The best tool for HTML to Lynx style text I have come across is Jericho's Renderer.
It's easy to use:
Source source=new Source(new URL(sourceUrlString)); // or new Source("<html>pass in raw html string</html>");
String renderedText=source.getRenderer().toString();
System.out.println("\nSimple rendering of the HTML document:\n");
System.out.println(renderedText);
(from here)
and handles HTML in the wild (badly formatted) very well.

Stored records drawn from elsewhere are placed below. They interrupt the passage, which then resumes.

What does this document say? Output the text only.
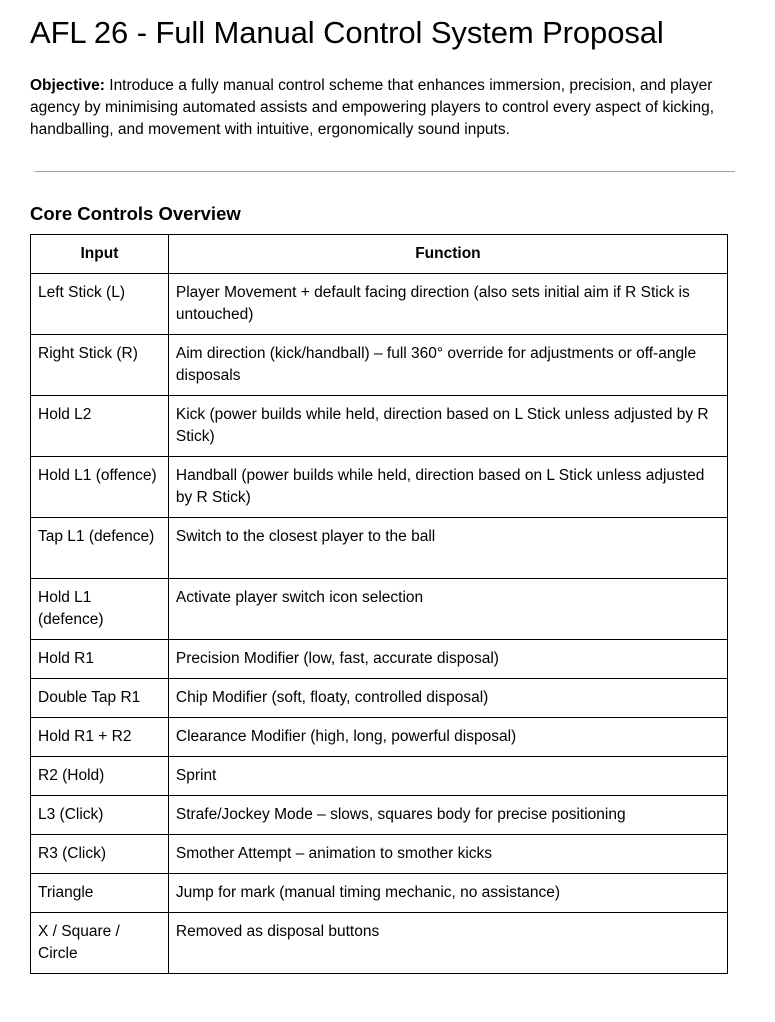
AFL 26 - Full Manual Control System Proposal

Objective: Introduce a fully manual control scheme that enhances immersion, precision, and player agency by minimising automated assists and empowering players to control every aspect of kicking, handballing, and movement with intuitive, ergonomically sound inputs.

Core Controls Overview
Input	Function
Left Stick (L)	Player Movement + default facing direction (also sets initial aim if R Stick is untouched)
Right Stick (R)	Aim direction (kick/handball) – full 360° override for adjustments or off-angle disposals
Hold L2	Kick (power builds while held, direction based on L Stick unless adjusted by R Stick)
Hold L1 (offence)	Handball (power builds while held, direction based on L Stick unless adjusted by R Stick)
Tap L1 (defence)	Switch to the closest player to the ball
Hold L1 (defence)	Activate player switch icon selection
Hold R1	Precision Modifier (low, fast, accurate disposal)
Double Tap R1	Chip Modifier (soft, floaty, controlled disposal)
Hold R1 + R2	Clearance Modifier (high, long, powerful disposal)
R2 (Hold)	Sprint
L3 (Click)	Strafe/Jockey Mode – slows, squares body for precise positioning
R3 (Click)	Smother Attempt – animation to smother kicks
Triangle	Jump for mark (manual timing mechanic, no assistance)
X / Square / Circle	Removed as disposal buttons
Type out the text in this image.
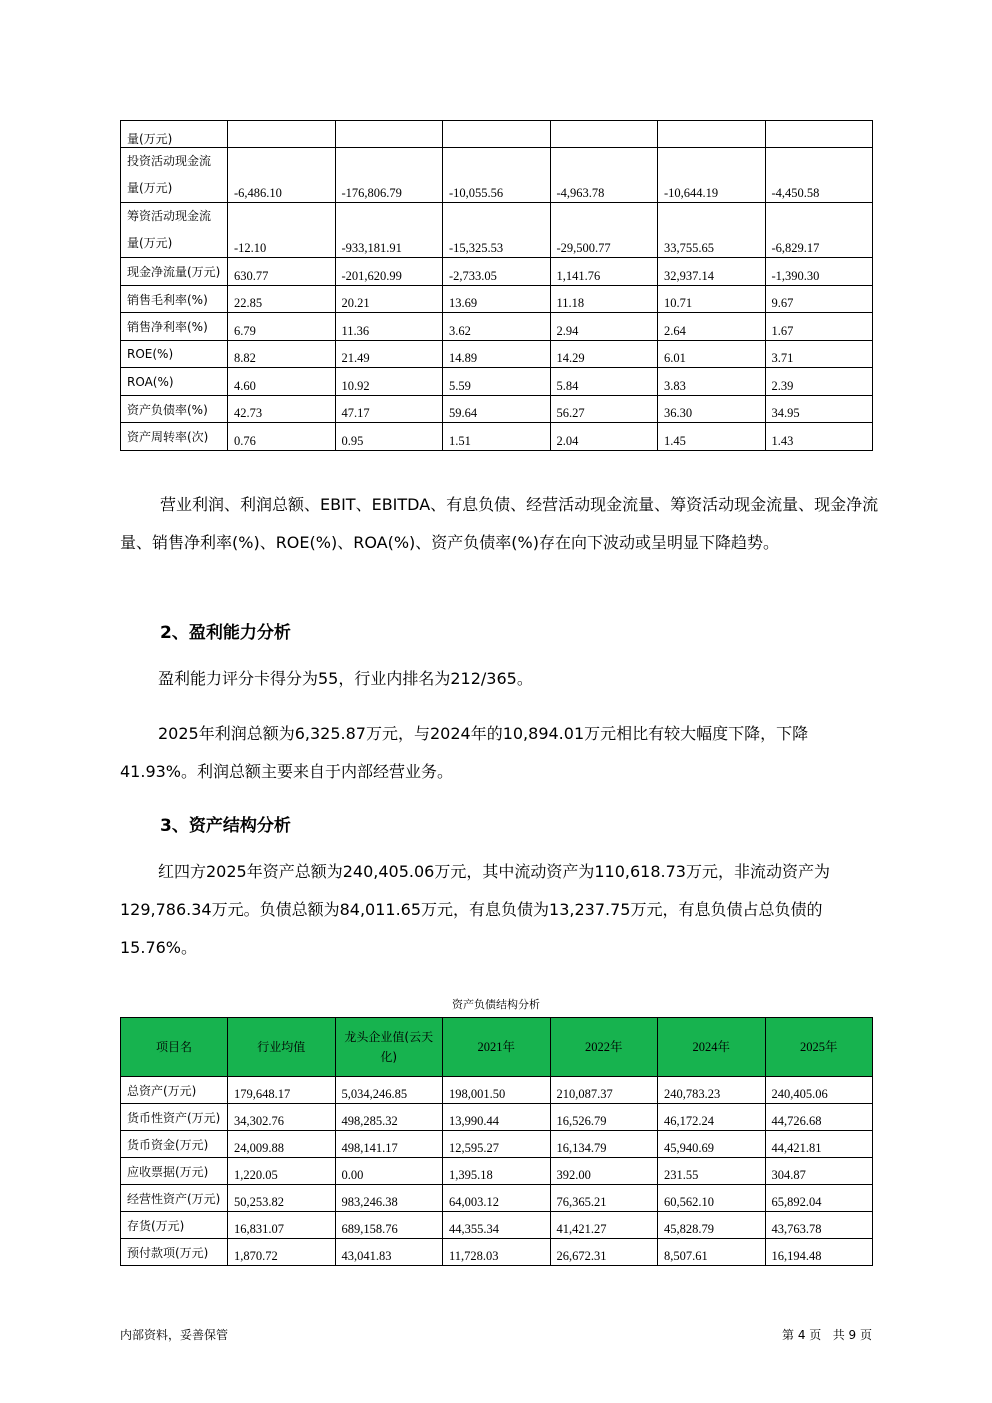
量(万元)						
投资活动现金流量(万元)	-6,486.10	-176,806.79	-10,055.56	-4,963.78	-10,644.19	-4,450.58
筹资活动现金流量(万元)	-12.10	-933,181.91	-15,325.53	-29,500.77	33,755.65	-6,829.17
现金净流量(万元)	630.77	-201,620.99	-2,733.05	1,141.76	32,937.14	-1,390.30
销售毛利率(%)	22.85	20.21	13.69	11.18	10.71	9.67
销售净利率(%)	6.79	11.36	3.62	2.94	2.64	1.67
ROE(%)	8.82	21.49	14.89	14.29	6.01	3.71
ROA(%)	4.60	10.92	5.59	5.84	3.83	2.39
资产负债率(%)	42.73	47.17	59.64	56.27	36.30	34.95
资产周转率(次)	0.76	0.95	1.51	2.04	1.45	1.43
营业利润、利润总额、EBIT、EBITDA、有息负债、经营活动现金流量、筹资活动现金流量、现金净流量、销售净利率(%)、ROE(%)、ROA(%)、资产负债率(%)存在向下波动或呈明显下降趋势。
2、盈利能力分析
盈利能力评分卡得分为55，行业内排名为212/365。
2025年利润总额为6,325.87万元，与2024年的10,894.01万元相比有较大幅度下降，下降41.93%。利润总额主要来自于内部经营业务。
3、资产结构分析
红四方2025年资产总额为240,405.06万元，其中流动资产为110,618.73万元，非流动资产为129,786.34万元。负债总额为84,011.65万元，有息负债为13,237.75万元，有息负债占总负债的15.76%。
资产负债结构分析
项目名	行业均值	龙头企业值(云天化)	2021年	2022年	2024年	2025年
总资产(万元)	179,648.17	5,034,246.85	198,001.50	210,087.37	240,783.23	240,405.06
货币性资产(万元)	34,302.76	498,285.32	13,990.44	16,526.79	46,172.24	44,726.68
货币资金(万元)	24,009.88	498,141.17	12,595.27	16,134.79	45,940.69	44,421.81
应收票据(万元)	1,220.05	0.00	1,395.18	392.00	231.55	304.87
经营性资产(万元)	50,253.82	983,246.38	64,003.12	76,365.21	60,562.10	65,892.04
存货(万元)	16,831.07	689,158.76	44,355.34	41,421.27	45,828.79	43,763.78
预付款项(万元)	1,870.72	43,041.83	11,728.03	26,672.31	8,507.61	16,194.48
内部资料，妥善保管	第 4 页   共 9 页
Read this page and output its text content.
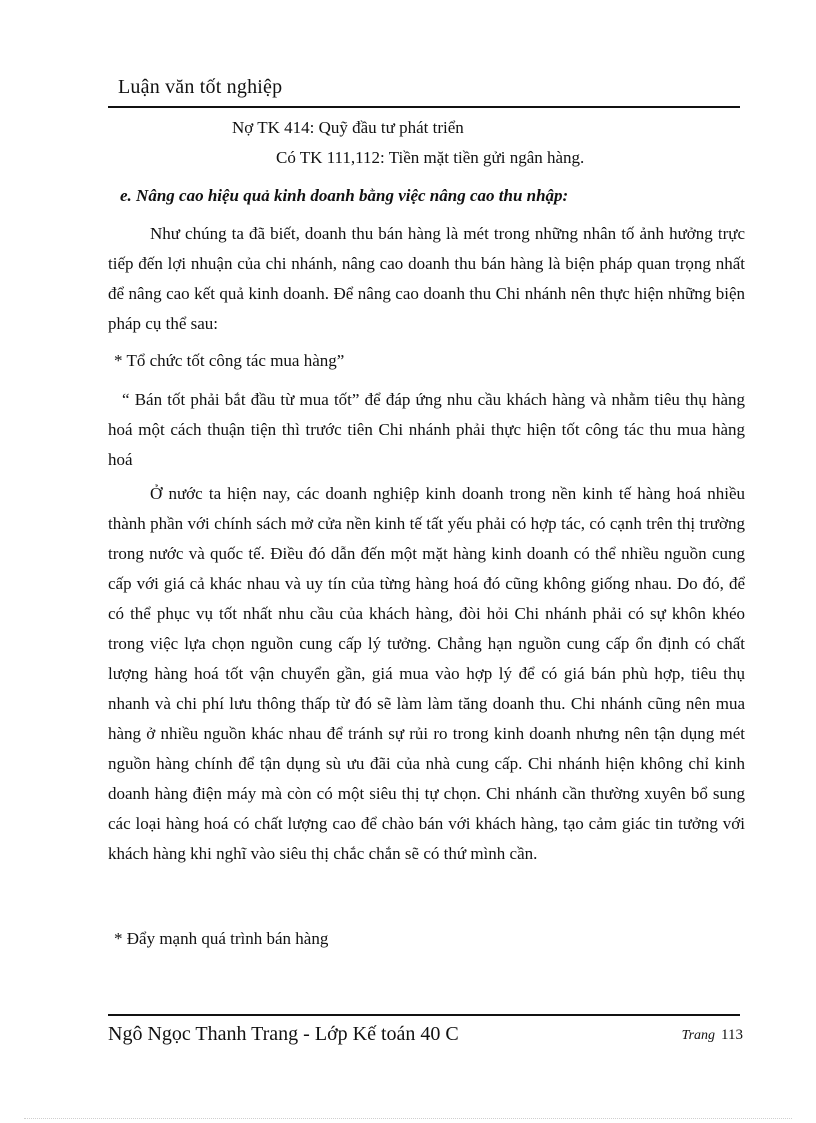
Luận văn tốt nghiệp
Nợ TK 414: Quỹ đầu tư phát triển
Có TK 111,112: Tiền mặt tiền gửi ngân hàng.
e. Nâng cao hiệu quả kinh doanh bằng việc nâng cao thu nhập:
Như chúng ta đã biết, doanh thu bán hàng là mét trong những nhân tố ảnh hưởng trực tiếp đến lợi nhuận của chi nhánh, nâng cao doanh thu bán hàng là biện pháp quan trọng nhất để nâng cao kết quả kinh doanh. Để nâng cao doanh thu Chi nhánh nên thực hiện những biện pháp cụ thể sau:
* Tổ chức tốt công tác mua hàng”
“ Bán tốt phải bắt đầu từ mua tốt” để đáp ứng nhu cầu khách hàng và nhằm tiêu thụ hàng hoá một cách thuận tiện thì trước tiên Chi nhánh phải thực hiện tốt công tác thu mua hàng hoá
Ở nước ta hiện nay, các doanh nghiệp kinh doanh trong nền kinh tế hàng hoá nhiều thành phần với chính sách mở cửa nền kinh tế tất yếu phải có hợp tác, có cạnh trên thị trường trong nước và quốc tế. Điều đó dẫn đến một mặt hàng kinh doanh có thể nhiều nguồn cung cấp với giá cả khác nhau và uy tín của từng hàng hoá đó cũng không giống nhau. Do đó, để có thể phục vụ tốt nhất nhu cầu của khách hàng, đòi hỏi Chi nhánh phải có sự khôn khéo trong việc lựa chọn nguồn cung cấp lý tưởng. Chẳng hạn nguồn cung cấp ổn định có chất lượng hàng hoá tốt vận chuyển gần, giá mua vào hợp lý để có giá bán phù hợp, tiêu thụ nhanh và chi phí lưu thông thấp từ đó sẽ làm làm tăng doanh thu. Chi nhánh cũng nên mua hàng ở nhiều nguồn khác nhau để tránh sự rủi ro trong kinh doanh nhưng nên tận dụng mét nguồn hàng chính để tận dụng sù ưu đãi của nhà cung cấp. Chi nhánh hiện không chỉ kinh doanh hàng điện máy mà còn có một siêu thị tự chọn. Chi nhánh cần thường xuyên bổ sung các loại hàng hoá có chất lượng cao để chào bán với khách hàng, tạo cảm giác tin tưởng với khách hàng khi nghĩ vào siêu thị chắc chắn sẽ có thứ mình cần.
* Đẩy mạnh quá trình bán hàng
Ngô Ngọc Thanh Trang - Lớp Kế toán 40 C	Trang 113
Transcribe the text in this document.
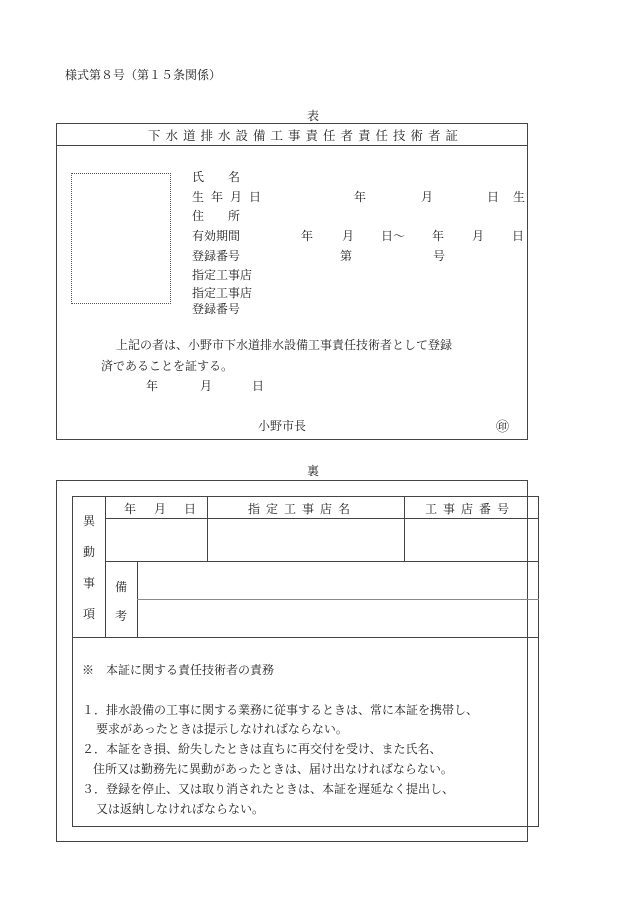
様式第８号（第１５条関係）
表
下水道排水設備工事責任者責任技術者証
氏　　名
生年月日	年	月	日 生
住　　所
有効期間	年 月 日〜 年 月 日
登録番号	第	号
指定工事店
指定工事店
登録番号
上記の者は、小野市下水道排水設備工事責任技術者として登録
済であることを証する。
年	月	日
小野市長	㊞
裏
異
動
事
項
年　月　日	指定工事店名	工事店番号
備
考
※　本証に関する責任技術者の責務
１．排水設備の工事に関する業務に従事するときは、常に本証を携帯し、
要求があったときは提示しなければならない。
２．本証をき損、紛失したときは直ちに再交付を受け、また氏名、
住所又は勤務先に異動があったときは、届け出なければならない。
３．登録を停止、又は取り消されたときは、本証を遅延なく提出し、
又は返納しなければならない。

Here's the first few lines of this page formatted this way using Jericho:
Stack Exchange log in | careers | chat
| meta | about | faq
Stack Overflow
* Questions
* Tags
* Users
* Badges
* Unanswered
* Ask Question
Java HTML normalizer?
**
IS there a library which can transform
any given HTML page with JS, CSS all
over it, into a minimalistic uniform
format?
For instance, if we render
stackoverflow homepage, I want it to
be shown in a minimal format. I want
all other sites to be rendered down.
Sort of like Lynx web browser but with
minimal graphics.
java lynx link|edit|flag asked 2 days
ago Kim Jong Woo 593112 89% accept
rate Do you want to transform your
HTML code to simpler HTML code, or do
your want to show this "minimalistic
uniform format" to your user? Or do
you want to create a image? – Paŭlo
Ebermann yesterday simpler html code
without sacrificing the relative
positioning of the elements. – Kim
Jong Woo 16 hours ago
2 Answers
To answer your firtst question: No. I
don'nt think there is a library for
that purpose. (At least this is what
my "googeling" resulted in).
And i think the reason for this is,
that what you want is a very special
need.
So as a solution for your problem you
can parse the html and display it the
way you want to in a JEditorpane or
whatever you are using for display.
I can only suggest a way i would do it
(this is because i am familiar with
xml and everything around it).
*
Use a library to ensure that your html conforms to xhtml:
http://htmlcleaner.sourceforge.net/release.php
*
then either parse the xml with DOM or SAX parsers and display it the
way you want.
or
* use xslt to transform the document into some other html document
which results in a view that fits your
needs.
or
* use one of the available html parser librarys. (The most of which i
found where kind of outdated (2006))
but they could be an option for you.
This is just one suggestion how you
could do it. I'm sure there are
thousands of other ways which will do
the same thing.